Larry Anderson

Maryville pays tribute to its veterans with memorials on the courthouse lawn and with the awesome Freedom Rock in Franklin Park. These reflect the patriotism, sacrifice and service of those who did the most for freedom and country. We are fortunate to have them.

We recently drove through the small town of Albia, Iowa, located on Highway 34 between Chariton and Ottumwa. We had noticed an impressive veterans’ memorial on other trips but didn’t stop for one reason or another. This time we did.

The Welcome Home Soldier memorial cannot be adequately described here, so I will simply mention it is one of the finest recognitions of service I have ever seen. It is multi-faceted, immaculate, historical and important. If you happen to be in the area or need a place to go for an afternoon drive, it is more than worth your time. I’m still thinking about it.

I think about other things too.

 I think about how I got to be 70 so suddenly and what I have learned from life. I have accumulated experience, but Confucius I am not. Nevertheless, I will share a bit for what it’s worth.

I have learned the most important things in life are family and health. That’s hardly a stunning revelation, but if we don’t remind ourselves of this  from time to time, neglect can occur followed by regret.

I have come to recognize the importance of goals, planning and focus. People get themselves in trouble when they make poor decisions due to a lack of the aforementioned. Poor decisions lead to far more problems than anything systemic as our nation’s skeptics may claim. Thought should precede action.

This pattern works well: obtain the education or training you need for the field you are best suited; find the best job you can in the area where you want to live; marry if so inclined; then have kids if you want. Now, this doesn’t mean a person won’t succeed if the plan isn’t followed precisely, but if you switch the order around, you will notice success becomes more challenging. Order works.

My mother used to say, “Mind your own bee’s wax.” This is sage if quaint advice, but other people’s business isn’t mine and vice-versa. Privacy must be respected.

There are plenty of people who are willing to make their problems your problems. Don’t allow it and be firm on that point. Obviously, I am not talking about being charitable, volunteering or lending a hand. These are different matters. Americans are a giving people, but there are those who will take advantage if the door is open. Think about it.

Happiness is a state of mind, and money can’t buy it. Money, however, can provide security and peace of mind. There is nothing wrong with being financially successful, and there is nothing noble about poverty.

I have learned we value most what we earn. This is why I am skeptical of handouts and excuses. I donate to veterans’ organizations all the time, but I don’t hand cash to drug-addled people on a street corner.

Don’t spend all of what you earn. If you do, you will end up with a lot of stuff you don’t need and little of what you do need. That’s a fact of life.

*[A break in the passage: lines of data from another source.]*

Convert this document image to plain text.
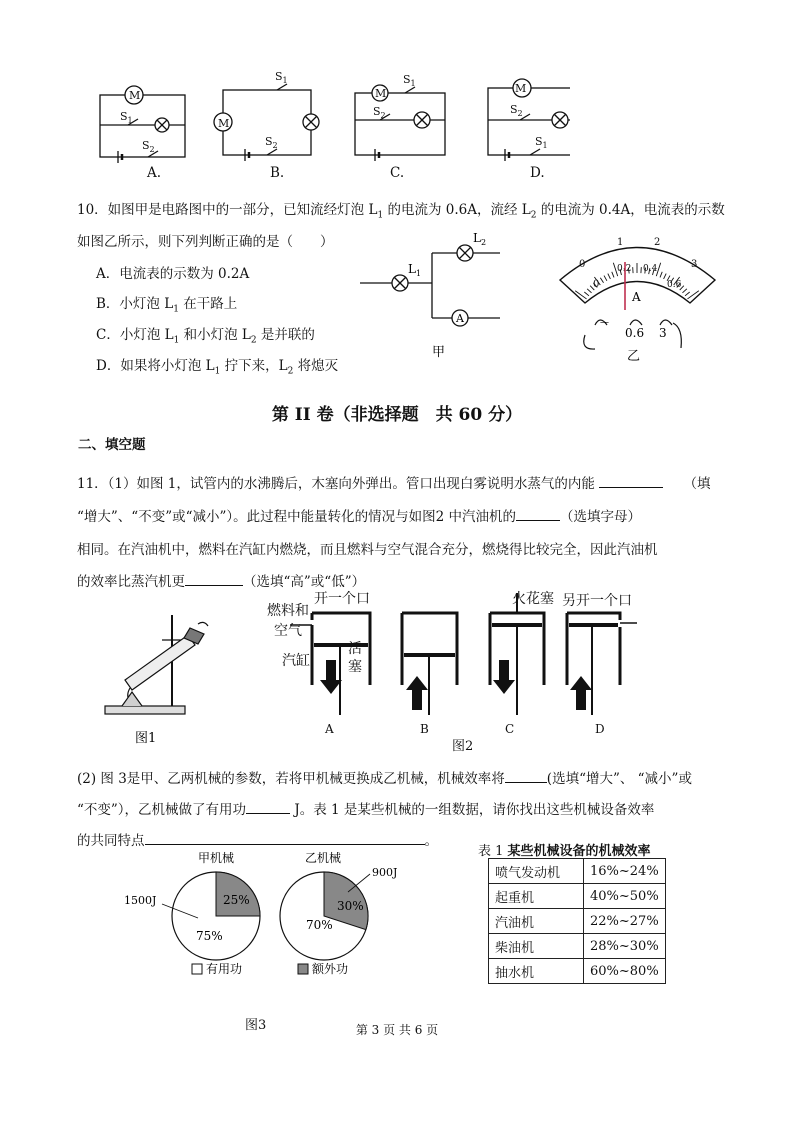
M
$S_1$
$S_2$
M
$S_1$
$S_2$
M
$S_1$
$S_2$
M
$S_2$
$S_1$
A.	B.	C.	D.
10．如图甲是电路图中的一部分，已知流经灯泡 $L_1$ 的电流为 0.6A，流经 $L_2$ 的电流为 0.4A，电流表的示数
如图乙所示，则下列判断正确的是（　　）
A．电流表的示数为 0.2A
B．小灯泡 $L_1$ 在干路上
C．小灯泡 $L_1$ 和小灯泡 $L_2$ 是并联的
D．如果将小灯泡 $L_1$ 拧下来，$L_2$ 将熄灭
$L_1$
$L_2$
A
甲
0
1	2
3
0
0.2 0.4
0.6
A
—
0.6 3
乙
第 II 卷（非选择题　共 60 分）
二、填空题
11．（1）如图 1，试管内的水沸腾后，木塞向外弹出。管口出现白雾说明水蒸气的内能	（填
“增大”、“不变”或“减小”）。此过程中能量转化的情况与如图2 中汽油机的	（选填字母）
相同。在汽油机中，燃料在汽缸内燃烧，而且燃料与空气混合充分，燃烧得比较完全，因此汽油机
的效率比蒸汽机更	（选填“高”或“低”）
图1
燃料和
空气
汽缸
活
塞
开一个口	火花塞 另开一个口
A	B	C	D
图2
(2) 图 3是甲、乙两机械的参数，若将甲机械更换成乙机械，机械效率将	(选填“增大”、 “减小”或
“不变”），乙机械做了有用功	J。表 1 是某些机械的一组数据，请你找出这些机械设备效率
的共同特点	。
甲机械	乙机械
25%
75%
1500J	30%
70%
900J
有用功	额外功
图3
表 1 某些机械设备的机械效率
喷气发动机	16%~24%
起重机	40%~50%
汽油机	22%~27%
柴油机	28%~30%
抽水机	60%~80%
第 3 页 共 6 页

It isn’t what you earn, folks; it’s what you keep. Having something to show at the end of the year for your labor is a satisfying conclusion for time sold on the job. Don’t let liberals tag you as selfish simply because you have acquired what you want. Property isn’t sin.

Never tolerate immaturity in an adult, but don’t expect a child to know as much as you do.

I know several couples who are wonderful parents. They are mature, are teachers and role models, and are good citizens. Children are an investment, and they will respond positively to those who treat them well and pay attention to them. Inclusion works; exclusion doesn‘t.

I have learned most politicians are good, sincere people who want to serve their country and its citizens, but they can’t always fulfill every goal  they set or every promise they make. Many variables come into play that are beyond their control.

Finally, I have learned the American system isn’t perfect and never will be, but it is grand to be where I am. I take nothing for granted, you see, especially the veterans who have risked far more than I.

Larry W. Anderson is a retired educator.